The bitter lesson says that you are much better off just adding more data and learning the tokenizer and it will be better.

It's not impossible that the new Opus tokenizer is based on something learnt during Mythos pre-training (maybe it is *the learned Mythos tokenizer?%), and it seems likely that the Mythos pre-training run is the most data ever trained on.

Putting an inductive bias in your tokenizer seems just a terrible idea.

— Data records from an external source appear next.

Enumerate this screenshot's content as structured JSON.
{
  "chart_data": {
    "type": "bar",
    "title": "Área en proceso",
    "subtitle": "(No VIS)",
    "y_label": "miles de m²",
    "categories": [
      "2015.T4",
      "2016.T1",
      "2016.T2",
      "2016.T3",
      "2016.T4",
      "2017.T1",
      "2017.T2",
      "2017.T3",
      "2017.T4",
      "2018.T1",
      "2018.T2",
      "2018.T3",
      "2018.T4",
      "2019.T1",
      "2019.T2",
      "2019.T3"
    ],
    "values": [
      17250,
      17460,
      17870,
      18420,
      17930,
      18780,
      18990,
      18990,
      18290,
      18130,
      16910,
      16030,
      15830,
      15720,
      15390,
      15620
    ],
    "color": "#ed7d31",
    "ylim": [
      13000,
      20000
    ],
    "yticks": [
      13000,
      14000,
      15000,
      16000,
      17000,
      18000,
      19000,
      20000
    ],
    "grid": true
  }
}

	▲	kouteiheika 13 minutes ago \| parent [-]
		> This is almost certainly wrong. So how would you explain the increase in token usage, considering the fact that conventionally tokenizers are trained to minimize the token usage within a given vocabulary budget? > Putting an inductive bias in your tokenizer seems just a terrible idea. You're already effectively doing this by the sheer fact of using a BPE tokenizer, and especially with modern BPE-based LLM tokenizers[1]. I agree trying to bake this manually in a tokenizer is most likely not a good idea, but I could see a world where you could build a better tokenizer training algorithm which would be able to better take the natural morphology of the underlying text into account. [1] Example from Qwen3.6 tokenizer: `"pretokenizers": [ { "type": "Split", "pattern": { "Regex": "(?i:'s\|'t\|'re\|'ve\|'m\|'ll\|'d)\|[^\\r\\n\\p{L}\\p{N}]?[\\p{L}\\p{M}]+\|\\p{N}\| ?[^\\s\\p{L}\\p{M}\\p{N}]+[\\r\\n]\|\\s[\\r\\n]+\|\\s+(?!\\S)\|\\s+" }, "behavior": "Isolated", "invert": false } ] },`

▲ anonymoushn 2 hours ago | parent | prev [-]

their old tokenizer performed some space collapsing that allowed them to use the same token id for a word with and without the leading space (in cases where the context usually implies a space and one is not present, a "no space" symbol is used).